The headline number for annualized real GDP growth in Q1 was 1.3%. We get "real" GDP by taking "nominal" GDP and subtracting inflation, or what the BEA calls the "implicit price deflator." It turns out that the implicit price deflator was a whopping 4.0%, which is much higher than any estimate of inflation for Q1 that I have heard about. The annualized "nominal" GDP growth rate in Q1 was a quite healthy 5.3%. Subtract 4.0% from 5.3% and you get that anemic 1.3%.
So, where did this 4.0% come from? I don't know exactly, for sure, but it appears to be headline CPI inflation for the December, January, and February period. Headline CPI inflation was 0.4% in December, 0.2% in January, and 0.4% in February, which sums to 1.0% for three months or multiplying by 4 to annualize it produces 4.0%, which happens to be the number that BEA is using for their implicit price deflator. So, yeah, inflation was an annualized 4.0% for that period. Maybe they actually used some different data series for the January to March period, but they're close enough.
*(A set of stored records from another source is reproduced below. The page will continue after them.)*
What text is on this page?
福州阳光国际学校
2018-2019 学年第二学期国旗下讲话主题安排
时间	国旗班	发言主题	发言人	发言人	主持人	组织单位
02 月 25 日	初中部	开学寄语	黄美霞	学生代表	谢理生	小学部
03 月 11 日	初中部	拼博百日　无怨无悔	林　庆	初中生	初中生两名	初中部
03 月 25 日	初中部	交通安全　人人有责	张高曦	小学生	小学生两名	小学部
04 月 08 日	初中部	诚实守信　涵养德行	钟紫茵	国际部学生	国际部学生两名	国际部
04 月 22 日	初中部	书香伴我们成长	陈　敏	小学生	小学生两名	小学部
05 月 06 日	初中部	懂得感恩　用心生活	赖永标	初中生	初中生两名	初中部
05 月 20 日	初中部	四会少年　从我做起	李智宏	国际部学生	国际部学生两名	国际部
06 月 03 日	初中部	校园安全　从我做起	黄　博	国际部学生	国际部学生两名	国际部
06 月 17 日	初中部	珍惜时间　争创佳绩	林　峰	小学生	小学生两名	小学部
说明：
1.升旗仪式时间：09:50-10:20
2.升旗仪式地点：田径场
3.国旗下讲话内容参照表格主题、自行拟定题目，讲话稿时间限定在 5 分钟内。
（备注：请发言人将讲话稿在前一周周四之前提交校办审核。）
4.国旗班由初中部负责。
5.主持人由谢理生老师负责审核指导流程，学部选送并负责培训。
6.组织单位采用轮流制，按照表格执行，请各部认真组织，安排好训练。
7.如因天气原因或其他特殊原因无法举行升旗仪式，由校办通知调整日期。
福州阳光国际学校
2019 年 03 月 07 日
Most of that inflation shows up in higher energy prices which come from higher prices for imported oil, and those imports are a subtraction from GDP, so it is almost as if we were double-subtracting from "actual" GDP griowth.
Specifically, the BEA report gives a price index of 118.073 for Q1 and 116.930 for Q4, the annualized difference being 3.91%, which is close to 4.0, kind of.
One reason that GDP was weaker than the economy "feels" is that there was a decline in exports, which we don't directly "see" in our daily lives (unless you are in the export business) and there was an increase in imports, which gets masked by apparent domestic "activity", plus the fact that part of the rise in imports was simply rising energy oil prices. But even with all of that, nominal GDP growth was nonetheless quite reasonable for the quarter.
If we substitute a more reasonable value for inflation, say 2.4%, which is the core inflation for that same December to February period, we get a pseudo-real annualized GDP growth rate of 2.9%, which is about what the economy felt like.
So, what do you think... was inflation really 4.0% in Q1?